You see, when I was in my late 20's, I started having symptoms of ovarian failure (perimenopause) and nobody could help me understand what I was feeling.  I was already in the early years of my medical career, having just graduated from medical school and newly married.  I had everything I had ever dreamed of, but I was not happy, did not feel good and asked "is this all there is" every day.

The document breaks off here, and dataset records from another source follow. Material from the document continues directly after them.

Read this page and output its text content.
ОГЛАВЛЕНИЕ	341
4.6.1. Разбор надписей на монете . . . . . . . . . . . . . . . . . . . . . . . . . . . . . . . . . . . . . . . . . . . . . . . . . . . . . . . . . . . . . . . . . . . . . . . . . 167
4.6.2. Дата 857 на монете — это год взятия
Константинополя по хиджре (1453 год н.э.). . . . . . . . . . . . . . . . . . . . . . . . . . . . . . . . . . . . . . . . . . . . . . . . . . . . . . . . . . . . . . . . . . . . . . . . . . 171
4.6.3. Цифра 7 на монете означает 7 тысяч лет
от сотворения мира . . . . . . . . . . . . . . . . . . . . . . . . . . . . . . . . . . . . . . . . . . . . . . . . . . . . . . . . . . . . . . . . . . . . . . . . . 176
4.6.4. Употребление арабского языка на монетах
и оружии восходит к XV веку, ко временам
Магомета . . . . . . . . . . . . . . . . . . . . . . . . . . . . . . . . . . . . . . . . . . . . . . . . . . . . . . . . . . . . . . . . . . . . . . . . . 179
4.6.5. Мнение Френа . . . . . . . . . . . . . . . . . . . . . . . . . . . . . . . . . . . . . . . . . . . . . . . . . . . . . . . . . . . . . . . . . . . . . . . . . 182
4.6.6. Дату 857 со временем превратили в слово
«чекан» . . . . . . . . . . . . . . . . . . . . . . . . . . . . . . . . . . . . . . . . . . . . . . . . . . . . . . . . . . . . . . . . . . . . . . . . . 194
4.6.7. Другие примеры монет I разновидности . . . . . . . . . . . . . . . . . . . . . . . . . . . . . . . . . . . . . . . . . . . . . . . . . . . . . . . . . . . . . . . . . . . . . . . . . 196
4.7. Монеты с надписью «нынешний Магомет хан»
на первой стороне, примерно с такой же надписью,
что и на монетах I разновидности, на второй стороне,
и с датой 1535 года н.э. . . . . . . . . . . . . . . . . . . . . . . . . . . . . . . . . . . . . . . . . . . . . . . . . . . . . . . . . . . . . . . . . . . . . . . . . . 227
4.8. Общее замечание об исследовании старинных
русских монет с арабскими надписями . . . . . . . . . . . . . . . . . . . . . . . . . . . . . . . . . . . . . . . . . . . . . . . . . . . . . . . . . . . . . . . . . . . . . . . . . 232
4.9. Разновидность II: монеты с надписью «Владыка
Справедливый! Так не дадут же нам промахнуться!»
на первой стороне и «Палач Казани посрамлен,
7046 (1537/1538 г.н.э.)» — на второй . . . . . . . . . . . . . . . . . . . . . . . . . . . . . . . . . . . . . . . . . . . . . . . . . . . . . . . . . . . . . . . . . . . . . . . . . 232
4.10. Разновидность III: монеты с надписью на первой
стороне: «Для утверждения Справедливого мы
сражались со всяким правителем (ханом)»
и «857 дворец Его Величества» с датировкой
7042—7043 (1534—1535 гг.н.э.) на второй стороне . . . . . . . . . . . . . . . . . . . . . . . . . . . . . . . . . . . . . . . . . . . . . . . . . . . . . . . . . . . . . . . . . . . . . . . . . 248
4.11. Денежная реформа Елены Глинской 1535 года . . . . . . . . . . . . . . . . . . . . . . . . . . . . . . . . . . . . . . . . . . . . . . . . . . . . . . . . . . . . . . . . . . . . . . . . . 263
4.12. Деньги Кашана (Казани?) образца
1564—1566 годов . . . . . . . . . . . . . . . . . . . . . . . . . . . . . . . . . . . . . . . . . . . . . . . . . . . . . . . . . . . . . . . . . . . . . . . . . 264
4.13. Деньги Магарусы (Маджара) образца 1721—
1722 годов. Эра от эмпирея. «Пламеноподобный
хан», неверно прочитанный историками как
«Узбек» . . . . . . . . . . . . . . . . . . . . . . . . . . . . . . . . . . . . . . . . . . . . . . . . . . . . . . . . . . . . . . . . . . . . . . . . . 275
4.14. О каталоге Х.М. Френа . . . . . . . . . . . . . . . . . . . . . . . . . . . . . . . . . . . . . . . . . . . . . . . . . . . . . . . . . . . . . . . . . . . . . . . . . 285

I was alternating between anger and depression, mentally and physically drained (although residency can do that to you) and started having vague physical symptoms, like not sleeping well, feeling hot all the time, putting on weight, migraine headaches and overall fatigue.  Little did I know that it would take 15 years to fully understand what I was going through....but in the mean time I was told I was crazy, depressed and even put on anti-depressants.  Although many of my friends and my husband would argue that I still might be a bit crazy  (haha) that I was really experiencing the start of ovarian failure and having symptoms of perimenopause.  I went through menopause very early and I am now on hormonal replacment.  Mind you I am only 43 and went through menopause at 38. 

I was not too young.......and everyone is going to have ovarian failure.  This is biology.  However, this is a process that takes many years and does not just happen to us at the age of 52. (average age of menopause in the U.S. is 52).  What this means that depending on our genetics, our environmental exposure, medications, medical conditions and surgeries etc.....we are all going to start having symptoms in our 20, 30's or 40's. 

Although this is mother nature at her finest....it does not mean we have to suffer through it and get old before our time.  We have the medical knowledge to help women......we just need to get physicans and the medical community to get up to speed and it is up to us (women) to help them along.

This is why I do what I do.....and why I have started the blog today. 

I hope others will share there personal stories as well.

I plan to educate, provide the real data to help you better understand hormones and how they relate to our overall health. More importantly,I want to help you better understand the data around hormonal replacment so that you can make wise educationed decisions regarding your health care.....and not let the media, myths and misinformed medical professionals hinder your wellness.  It is too important.